Replacing Just One Sugary Drink With Water, Tea Or Coffee Can Reduce Diabetes

By R. Siva Kumar - 12 May '15 21:08PM

If you replace one sugary beverage with plain water, or even just tea or coffee, you can bring down your risk of getting type 2 diabetes by almost 25 per cent, says new research, according to ctvnews.

Having been published Thursday in the European journal Diabetologia, the article showed that sweet drinks tend to lead to diabetes.

The stats are clear---if you increase a person's energy intake by five per cent merely through sweet beverages, you might shoot the risk of contracting type 2 diabetes by 18 per cent, says research.

Hence change just one thing about your regular drinks. Include a sugary drink---maybe a soft drink or beverage---with water, or tea or coffee without sugar. It can automatically pull down your risk of getting diabetes by 14-25 per cent.

In Britain, more than 3 million people are thought to be diabetic patients, linked to "obesity, lack of exercise and poor diet", according to theguardian.

The research studied 25,000 British men and women aged 40-79. By maintaining a food diary for seven consecutive days, scientists focused on the type, amount and frequency of portions, and also checked if sugar was added. Even after 11 years, 847 participants were found with type 2 diabetes.

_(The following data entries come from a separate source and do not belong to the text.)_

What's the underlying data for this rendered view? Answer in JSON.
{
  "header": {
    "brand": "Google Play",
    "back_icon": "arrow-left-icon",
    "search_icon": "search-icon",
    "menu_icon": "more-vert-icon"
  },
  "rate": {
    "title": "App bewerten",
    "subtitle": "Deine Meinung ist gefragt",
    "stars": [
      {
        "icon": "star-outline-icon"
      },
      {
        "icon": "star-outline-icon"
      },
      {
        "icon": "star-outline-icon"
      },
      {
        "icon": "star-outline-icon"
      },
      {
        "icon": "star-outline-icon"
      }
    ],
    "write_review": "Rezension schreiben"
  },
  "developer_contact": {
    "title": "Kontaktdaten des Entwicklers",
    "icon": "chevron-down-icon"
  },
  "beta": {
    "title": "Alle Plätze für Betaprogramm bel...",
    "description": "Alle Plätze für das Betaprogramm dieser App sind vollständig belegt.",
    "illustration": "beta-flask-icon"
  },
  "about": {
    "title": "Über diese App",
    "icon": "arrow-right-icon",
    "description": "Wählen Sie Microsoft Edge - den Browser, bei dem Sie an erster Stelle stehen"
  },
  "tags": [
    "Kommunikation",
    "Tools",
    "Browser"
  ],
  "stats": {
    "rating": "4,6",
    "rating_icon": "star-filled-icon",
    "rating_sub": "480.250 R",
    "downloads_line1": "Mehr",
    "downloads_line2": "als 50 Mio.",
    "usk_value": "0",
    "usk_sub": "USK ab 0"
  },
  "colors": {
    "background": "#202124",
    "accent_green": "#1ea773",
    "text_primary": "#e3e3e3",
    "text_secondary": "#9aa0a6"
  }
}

Using the dietary assessment with a food diary, researchers were able to study different types of sugary drinks, sweetened milk beverages, artificially sweetened drinks, and fruit juice. After accounting for body mass index and waist girth, there was a risk of diabetes associated with consumption of both soft drinks and sweetened milk drinks.

By replacing a serving of soft drinks with water or unsweetened tea or coffee, the risk of diabetes was cut by 14 per cent. And, by substituting sweetened milk drink with water or unsweetened tea or coffee led to a further decrease in risk: 20-25 per cent.

Researchers also noted that consuming drinks with artificial sweeteners instead of sugar-sweetened drinks was not linked to a significant reduction in type 2 diabetes, when accounting for baseline obesity and total energy intake.

"The authors estimated that if study participants had reduced the energy they obtained from sweet beverages to below 10%, 5% or 2% of total daily energy, 3%, 7% or 15% respectively of new-onset diabetes cases could have been avoided," explained the study.

Dr. Nita Forouhi from the University of Cambridge, one of the lead writers of the article, explained the "good news"---the study shows that just water or unsweetened tea or coffee can not only reduce the risk of diabetes but also give some "practical suggestions for healthy alternative drinks for the prevention of diabetes."

Forouhi added that to bringing down the burden of diabetes with sweetened drinks gives "further important evidence to the recommendation from the World Health Organization to limit the intake of free sugars in our diet."